2008年からこれまでバロンドールを支配してきたバルセロナFWリオネル・メッシとレアル・マドリードFWクリスティアーノ・ロナウド。2015年は見事メッシが受賞を果たしたが、これほど長期にわたって2人の選手が同賞を争うのは非常に珍しいケースで、他の選手がどれだけ頑張っても2人を追い越すことはできなかった。英『Squawka』は、もしこの2人がいなかったら?と仮定し、2008年から支配されたバロンドールを振り返っている。
2008年:フェルナンド・トーレス(リヴァプール)
まずチェルシー時代のトーレスを忘れる必要がある。思い返せばトーレスはEURO2008でもドイツ代表との決勝戦でゴールを決め、クラブでも絶対的なエースだった。トーレスはこの年クラブで46試合33得点と素晴らしい成績を残しており、本来であればバロンドールを獲得できていたはずだった。
2009年:シャビ・エルナンデス(バルセロナ)
ジョゼップ・グアルディオラ就任後、今がキャリアの絶頂期かもしれないと語ったシャビは、世界に「ティキ・タカ」スタイルを示してみせた。彼を中心としたバルサの絶対的支配は美しく、サッカー界に新たなジャンルを築いた功績を称えてバロンドールを与えられてもおかしくなかった。シャビは2011年にもメッシ、ロナウドに次ぐ3位に選ばれており、中盤の選手がどれだけ頑張っても怪物2人を超えることはできないと分かってきた瞬間でもあった。
2010年:アンドレス・イニエスタ(バルセロナ)
そのシャビから天才と言われるイニエスタは、2010ワールドカップでスペイン代表を優勝に導く決勝点を決めた。シャビ、ブスケッツと構成された中盤は代表とクラブにおいて完璧な連携を誇り、シャビ同様バロンドールを獲得すべき人材だった。イニエスタは2年後の2012年にも2人に次ぐ3位に選ばれており、化け物2人がいなければシャビとイニエスタで4年間バロンドールを支配できるはずだった。
2013年:フランク・リベリ(バイエルン)
2012-13シーズンのバイエルンは最強という言葉がふさわしいチームだった。現在のグアルディオラ率いるチームと対戦しても互角以上に戦えたはずだ。そのチームで攻撃を引っ張る存在だったリベリは、3冠に貢献したとしてバロンドール候補に選ばれた。しかし準決勝でバルサを粉砕しようとも、彼がバロンドールに選ばれることはなかった。
2014年:マヌエル・ノイアー(バイエルン)
ノイアーはシャビやイニエスタと同じくサッカー界に新しいアイディアを与えた選手で、ペナルティエリア内から大きく飛び出してカバーリングを行う彼の姿はGKの哲学に大きな影響を与えた。この年ドイツはワールドカップも制し、スペインに代わって世界を支配し始めた年でもある。GKに新たな概念を植え付けた存在としてバロンドールに選ばれてもおかしくなかった。
2015年:ネイマール(バ ルセロナ)
ようやくメッシとロナウドを撃ち落とす選手が出てきたという印象か。イニエスタ、シャビもバロンドールに選ばれるだけの実力は持っているが、得点数の面でメッシとロナウドには敵わない。しかしネイマールは現在リーガ・エスパニョーラの得点ランクでルイス・スアレスと並んでトップに立っており、ようやくメッシとロナウドと同じ土俵で争える人材が出てきた。来年はネイマールがバロンドール筆頭候補になったとしても何の不思議もない。

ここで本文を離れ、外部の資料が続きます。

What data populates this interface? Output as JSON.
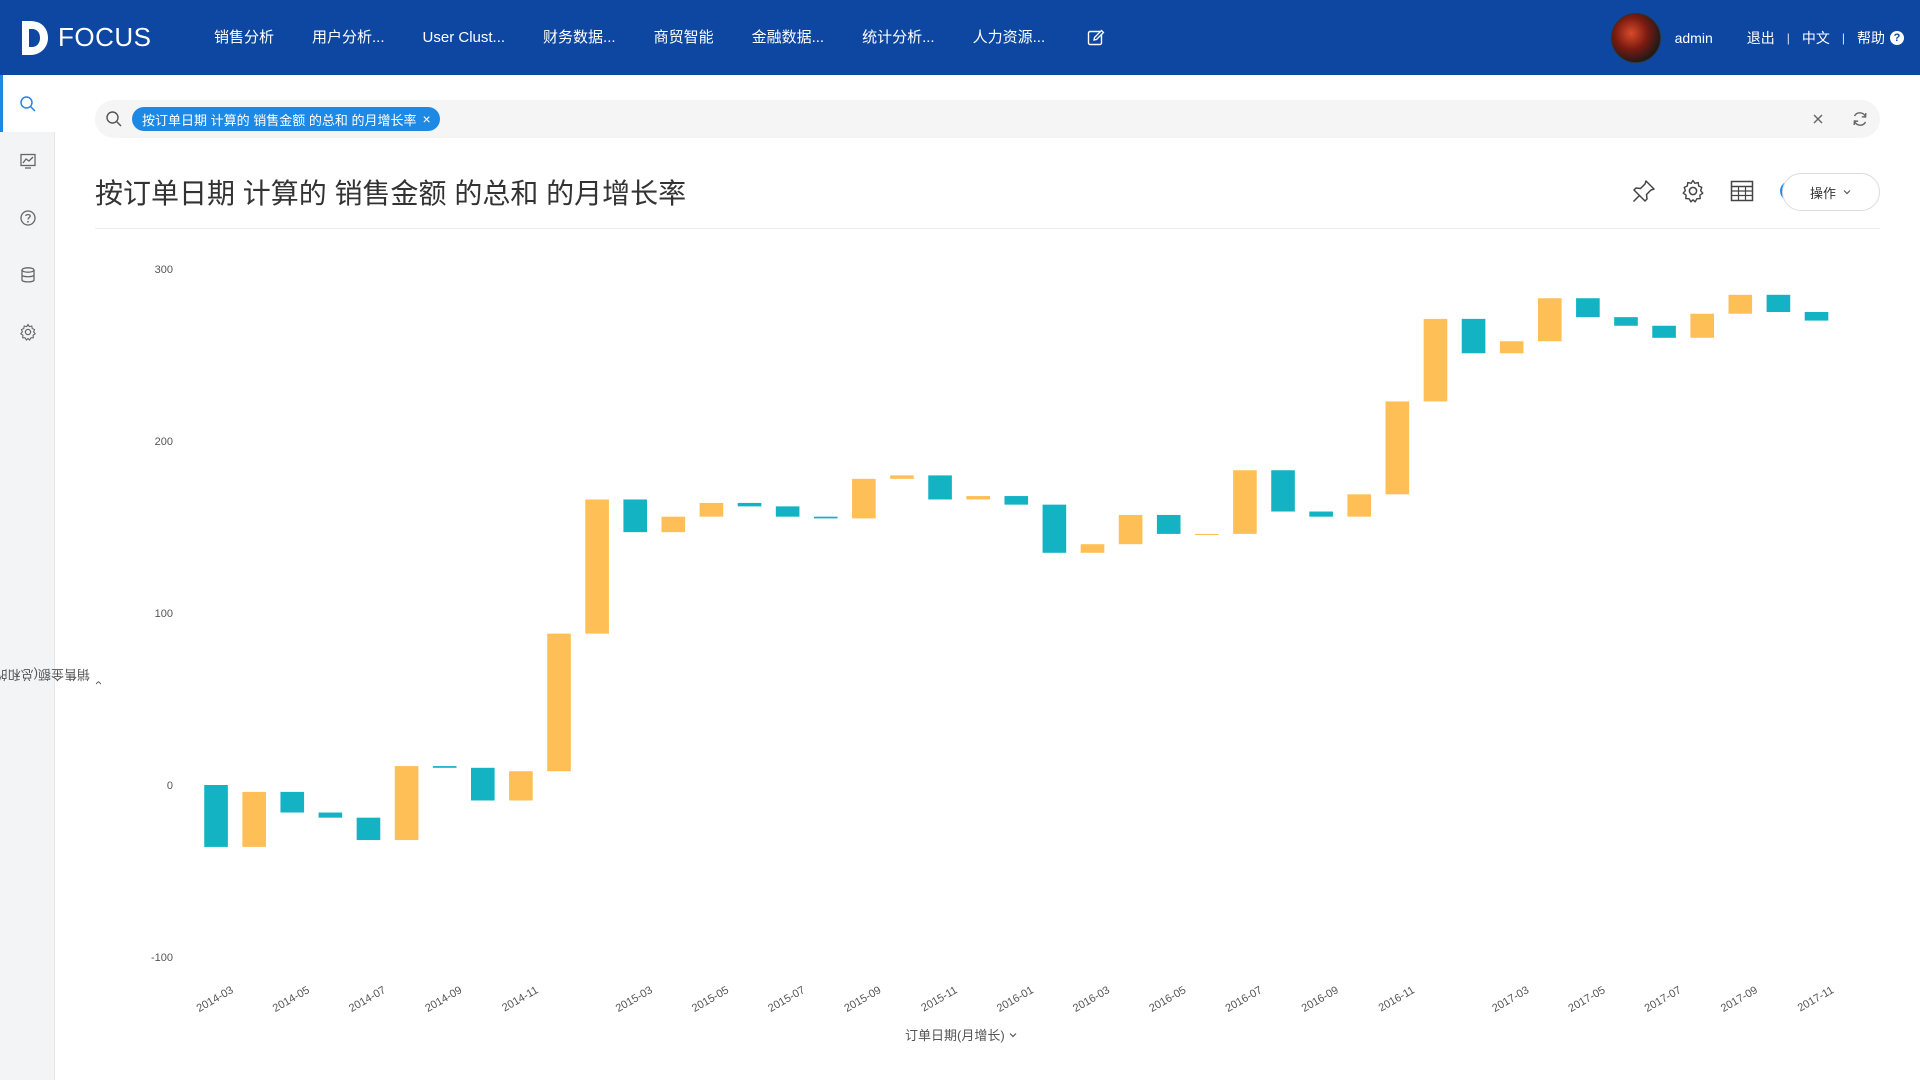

上記の選手たちは一時代を築いた名手ばかりだが、それでもメッシ、ロナウドには敵わなかった。それだけ彼らは規格外で、議論にすらならないということなのだろう。しかしその支配ももうすぐ終わり、ネイマ ールなど新たなスター候補がバロンドールに選ばれる日がやってくる。シャビやイニエスタのように全盛期に選ばれなかった者たちは生まれた時代が悪かったと思うしかないだろう。